Chapter 11 Linear Mixed-Effects Models
- Mixed-effects model
\(y = X\beta + Zu + e\)
- the elements of \(\beta\) are considered to be non-random and are called fixed effects.
- the elements of \(u\) are random variables and are called random effects.
- We assume that \(E(e) = 0, Var(e) = R, E(u) = 0, Var(u) = G, Cov(u, e) = 0\)
- \(E(y) = X\beta\), \(Var(y) = ZGZ' + R \equiv \Sigma\), \(E(y\mid u) = X\beta + Zu\)
When there are \(m\) random factors, we can partition \(Z\) and \(u\) as \(Z = [Z_1, \ldots, Z_m]\) and \(u = [u_1', \ldots, u_m']'\) so that \(Zu = \sum_{j = 1}^m Z_ju_j\).
- We often assume that all random effects are mutually independent and random effects associated with \(j\)th random factor have variance \(\sigma_j^2\). Then, \(Var(y) = ZGZ' + R = \sum_{j=1}^R \sigma_j^2 Z_jZ_j' + \sigma_e^2I\).
- The unknown variance parameters \(\sigma_j^2, \sigma_e^2\) are called variance components.
Experimental Design Terminology
- Experiment: An investigation in which the investigator applies some treatments to experimental units and then observes the effect of the treatments on the experimental units by measuring one or more response variables.
- Treatment: a condition or set of conditions applied to experimental units in an experiment.
- Experimental Unit: the physical entity to which a treatment is randomly assigned and independently applied.
- Response Variable: a characteristic of an experimental unit that is measured after treatment and analyzed to assess the effects of treatments on experimental units.
- Observational Unit: the unit on which a response variable is measured.
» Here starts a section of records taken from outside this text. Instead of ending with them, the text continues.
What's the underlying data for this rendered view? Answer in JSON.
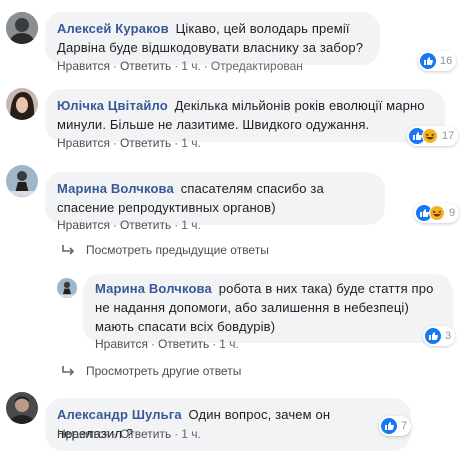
{
  "actions": {
    "like": "Нравится",
    "reply": "Ответить",
    "edited": "Отредактирован"
  },
  "comments": [
    {
      "author": "Алексей Кураков",
      "text": "Цікаво, цей володарь премії Дарвіна буде відшкодовувати власнику за забор?",
      "time": "1 ч.",
      "reactions": "16"
    },
    {
      "author": "Юлічка Цвітайло",
      "text": "Декілька мільйонів років еволюції марно минули. Більше не лазитиме. Швидкого одужання.",
      "time": "1 ч.",
      "reactions": "17"
    },
    {
      "author": "Марина Волчкова",
      "text": "спасателям спасибо за спасение репродуктивных органов)",
      "time": "1 ч.",
      "reactions": "9"
    },
    {
      "author": "Марина Волчкова",
      "text": "робота в них така) буде стаття про не надання допомоги, або залишення в небезпеці) мають спасати всіх бовдурів)",
      "time": "1 ч.",
      "reactions": "3"
    },
    {
      "author": "Александр Шульга",
      "text": "Один вопрос, зачем он перелазил ?",
      "time": "1 ч.",
      "reactions": "7"
    }
  ],
  "links": {
    "previous_replies": "Посмотреть предыдущие ответы",
    "other_replies": "Просмотреть другие ответы"
  }
}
- Completely Randomized Design (CRD) – experimental design in which, for given number of experiment units per treatment, all possible assignments of treatments to experimental units are equally likely.
- Block – a group of experimental units that, prior to treatment, are expected to be more like one another (with respect to one or more response variables) than experimental units in general.
- Randomized Complete Block Design (RCBD) – experimental design in which separate and completely randomized treatment assignments are made for each of multiple blocks in such a way that all treatments have at least one experimental unit in each block.
Whenever an experiment involves multiple observations per experimental unit, it is important to include a random effect for each experimental unit.
Without a random effect for each experimental unit, a one-to-one correspondence between observations and experimental units is assumed.